Let $A$ be a $2 \times 2$ matrix such that $A = A^{-1}$. The value of $\operatorname{det} (A)$ can be:
- $\operatorname{det} (A)=-2$
- $\operatorname{det} (A)=-1$
- $\operatorname{det} (A)=0$
- $\operatorname{det} (A)=2$
My attempt:
$$\begin{bmatrix} a &b \\ c& d \end{bmatrix} = \frac{1}{ad-bc} \times \begin{bmatrix} d &-b \\ -c& a \end{bmatrix}$$
Obviously the determinant cannot be $0$, since an inverse exists, but I'm not sure how to proceed.

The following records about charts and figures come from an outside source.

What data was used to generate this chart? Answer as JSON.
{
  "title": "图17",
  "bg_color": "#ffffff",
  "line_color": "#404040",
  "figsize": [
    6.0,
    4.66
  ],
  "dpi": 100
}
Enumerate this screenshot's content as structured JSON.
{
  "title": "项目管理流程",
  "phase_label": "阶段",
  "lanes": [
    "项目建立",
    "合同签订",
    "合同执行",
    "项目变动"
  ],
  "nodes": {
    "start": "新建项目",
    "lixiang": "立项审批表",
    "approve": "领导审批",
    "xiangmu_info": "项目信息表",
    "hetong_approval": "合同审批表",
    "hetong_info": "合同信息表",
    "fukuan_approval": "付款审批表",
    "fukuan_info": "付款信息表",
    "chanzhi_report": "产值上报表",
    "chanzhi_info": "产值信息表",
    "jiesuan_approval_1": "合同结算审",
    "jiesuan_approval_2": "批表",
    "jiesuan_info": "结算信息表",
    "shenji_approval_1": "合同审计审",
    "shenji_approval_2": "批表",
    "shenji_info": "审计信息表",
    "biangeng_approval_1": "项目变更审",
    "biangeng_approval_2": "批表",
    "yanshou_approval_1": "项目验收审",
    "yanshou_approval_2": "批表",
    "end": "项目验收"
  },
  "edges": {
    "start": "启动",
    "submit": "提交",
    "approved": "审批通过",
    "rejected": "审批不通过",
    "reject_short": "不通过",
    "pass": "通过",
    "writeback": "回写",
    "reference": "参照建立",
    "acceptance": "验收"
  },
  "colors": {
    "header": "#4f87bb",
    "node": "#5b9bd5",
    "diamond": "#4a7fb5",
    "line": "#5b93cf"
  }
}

Any help would be appreciated.
On
$$\operatorname{det}(A^{-1})=\frac{1}{\operatorname{det}(A)}\overset{A^{-1}=A}\implies \left(\operatorname{det}(A)\right)^2=1\implies \operatorname{det}(A)=\pm1$$ This holds for any $n\times n$ matrix with this property (and not only for $2\times 2$).
On
Your approach is workable, but as other have answered it's not the easiest approach.
If you want to continue you only have to calculate the determinants of the matrices:
$$\det\begin{pmatrix}a & b \\ c& d\end{pmatrix} = ad - cb$$
$$\det{1 \over ad-bc}\begin{pmatrix}d & -b \\ -c & a\end{pmatrix} =\det\begin{pmatrix}{d \over ad-bc}& {-b \over ad-bc} \\ {-c \over ad-bc} & {a \over ad-bc}\end{pmatrix} = \left({1\over ad-bc}\right)^2\left(da-\left(-c\right)\left(-b\right)\right) = {1\over ad-bc}$$
Now you see that $\det (A^{-1}) = 1/\det A$, then you have that if $A=A^{-1}$ that $\det(A) = 1/\det(A)$ which is a second degree equation with solutions $\det(A) = \pm 1$
Another overly complicated approach might be to use that since $A=A^{-1}$ we have that $A^2 = AA = AA^{-1} = I$ so calculating $A^2$ we get
$$A^2 = \begin{pmatrix}a & b \\ c& d\end{pmatrix}\begin{pmatrix}a & b \\ c& d\end{pmatrix}=\begin{pmatrix}a^2 + bc & (a+d)b \\ (a+d)c & d^+bc\end{pmatrix}$$
Here we see that $a^2+bc = d^2+bc=1$ which implies that $a^2=d^2$ which means $a=\pm d$. If $a=d$ we have that $b=c=0$ which means that the diagonal elements becomes $a^2=d^2=1$ which means $a=\pm1$ and $d=\pm1$ which means the determinant is $\pm 1$. If $a=-d$ the diagonal elements becomes $a^2+bc = d^2 + bc = -ad+bc = 1$, which means that $\det A = ad-bc = -1$.
Hint: what is the determinant of $A^2$?